All personnel using a glove box should follow the following recommendations:

  • All personnel must receive documented training from the PI or delegate before any work in a glove box occurs. All trained personnel must understand the design features and limitations of a glove box before use. The training must include detailed instruction on elements such as the ventilation and vacuum controls that maintain a pressure differential between the glove box and outside atmosphere, atmospheric controls (e.g., controlling oxygen concentrations and moisture), etc.
  • Prior to use, a visual glove inspection must be performed. Changing of a glove must be documented (date, manufacturer, model of glove, and person performing change). Gloves should not be used until they fail; they should be changed according to the glove box manufacturer's recommendations or whenever necessary.
  • Plugging ports that are never or infrequently used is recommended. A properly plugged port should have a stub glove and a glove port cap installed.
  • Chemical resistant gloves (e.g., disposable nitrile gloves) should be used under the glove box gloves to protect from contamination.
  • The glove box pressure must be checked every day, before use and immediately after gloves are changed. The pressure check must be documented.
  • Keep sharps in an approved container while in the glove box.
  • Follow all safe work practices for using and handling compressed gas that may be associated with working in the glove box.
  • All equipment and chemicals in the glove box must be organized and all chemicals must be labeled. Do not allow items, particularly chemicals to accumulate in the glove box.

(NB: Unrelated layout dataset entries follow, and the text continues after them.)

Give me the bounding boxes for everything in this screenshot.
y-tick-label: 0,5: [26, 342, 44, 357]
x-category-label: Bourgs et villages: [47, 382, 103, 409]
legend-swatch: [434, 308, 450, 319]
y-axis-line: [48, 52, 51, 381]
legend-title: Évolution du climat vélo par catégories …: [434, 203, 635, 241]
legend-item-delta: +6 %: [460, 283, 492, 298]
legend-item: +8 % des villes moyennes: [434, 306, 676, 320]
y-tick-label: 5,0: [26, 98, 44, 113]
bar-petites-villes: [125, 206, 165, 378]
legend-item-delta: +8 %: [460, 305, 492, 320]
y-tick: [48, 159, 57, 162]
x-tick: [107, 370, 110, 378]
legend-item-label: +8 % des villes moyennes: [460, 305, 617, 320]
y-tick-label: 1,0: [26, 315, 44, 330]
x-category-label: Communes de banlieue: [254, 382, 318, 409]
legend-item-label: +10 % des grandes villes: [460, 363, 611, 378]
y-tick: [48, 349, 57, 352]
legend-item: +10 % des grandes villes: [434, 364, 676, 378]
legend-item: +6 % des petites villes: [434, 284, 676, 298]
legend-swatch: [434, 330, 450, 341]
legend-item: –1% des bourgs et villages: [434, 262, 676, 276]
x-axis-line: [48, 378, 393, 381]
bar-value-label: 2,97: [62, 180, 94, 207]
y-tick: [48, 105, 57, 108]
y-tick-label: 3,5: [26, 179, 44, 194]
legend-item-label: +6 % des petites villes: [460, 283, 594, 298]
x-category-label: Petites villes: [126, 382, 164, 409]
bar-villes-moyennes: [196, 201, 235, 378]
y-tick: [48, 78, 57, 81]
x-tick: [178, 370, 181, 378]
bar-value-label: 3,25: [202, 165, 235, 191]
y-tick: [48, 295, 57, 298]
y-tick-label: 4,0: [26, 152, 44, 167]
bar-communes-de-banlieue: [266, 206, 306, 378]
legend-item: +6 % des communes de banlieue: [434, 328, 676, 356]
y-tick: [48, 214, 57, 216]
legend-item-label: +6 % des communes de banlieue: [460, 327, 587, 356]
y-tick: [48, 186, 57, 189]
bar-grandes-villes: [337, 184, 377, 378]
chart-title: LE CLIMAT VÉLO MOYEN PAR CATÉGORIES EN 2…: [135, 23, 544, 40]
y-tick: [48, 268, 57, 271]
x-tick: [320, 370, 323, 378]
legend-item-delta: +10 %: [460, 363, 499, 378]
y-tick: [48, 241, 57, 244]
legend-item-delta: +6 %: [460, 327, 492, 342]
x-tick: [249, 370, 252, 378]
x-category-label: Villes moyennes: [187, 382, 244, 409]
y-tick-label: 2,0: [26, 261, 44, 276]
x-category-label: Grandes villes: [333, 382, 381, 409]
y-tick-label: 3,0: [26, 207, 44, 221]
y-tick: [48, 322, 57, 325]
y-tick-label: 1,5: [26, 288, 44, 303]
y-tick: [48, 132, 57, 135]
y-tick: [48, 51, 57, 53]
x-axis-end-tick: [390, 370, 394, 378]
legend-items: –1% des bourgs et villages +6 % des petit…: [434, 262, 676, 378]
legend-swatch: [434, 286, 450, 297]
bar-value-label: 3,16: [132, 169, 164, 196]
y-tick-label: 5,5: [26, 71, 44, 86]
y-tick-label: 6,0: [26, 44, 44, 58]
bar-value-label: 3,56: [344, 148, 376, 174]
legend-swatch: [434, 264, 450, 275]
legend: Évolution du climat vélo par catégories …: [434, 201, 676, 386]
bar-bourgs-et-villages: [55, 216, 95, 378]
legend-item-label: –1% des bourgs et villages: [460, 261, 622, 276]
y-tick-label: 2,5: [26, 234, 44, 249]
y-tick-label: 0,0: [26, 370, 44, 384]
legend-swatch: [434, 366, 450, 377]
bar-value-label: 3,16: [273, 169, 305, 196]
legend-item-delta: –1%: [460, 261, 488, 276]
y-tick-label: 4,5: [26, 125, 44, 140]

For more information on the use of a glovebox, see Appendix L.

Biosafety Cabinets

A biosafety cabinet is an enclosed, ventilated laboratory workspace for safely working with materials contaminated with (or potentially contaminated with) infectious materials. The primary purpose of a biosafety cabinet is to serve as a means to protect the laboratory worker and the surrounding environment from pathogens. All exhaust air is filtered as it exits the biosafety cabinet, removing harmful particles. Biological safety cabinets are not designed to be used with chemical applications so the use of chemicals should be kept to a minimum. Applications that involve the use of chemicals should be conducted in chemical fume hoods. Refer to the Biosafety Cabinets (BSC) Guidance for more details on the use of biosafety cabinet.

    1. Biosafety cabinet

Snorkel Hoods

Snorkel hoods are small fume exhaust duct connections. They are designed with flexible ducts and can be positioned directly over a work area at the bench. See this video for demonstration on snorkels. For best performance, the snorkel hood should be placed within six inches of the item needing ventilation. Snorkel hoods should only be used to exhaust heat and nuisance odors. They should never be used with highly toxic or flammable chemicals.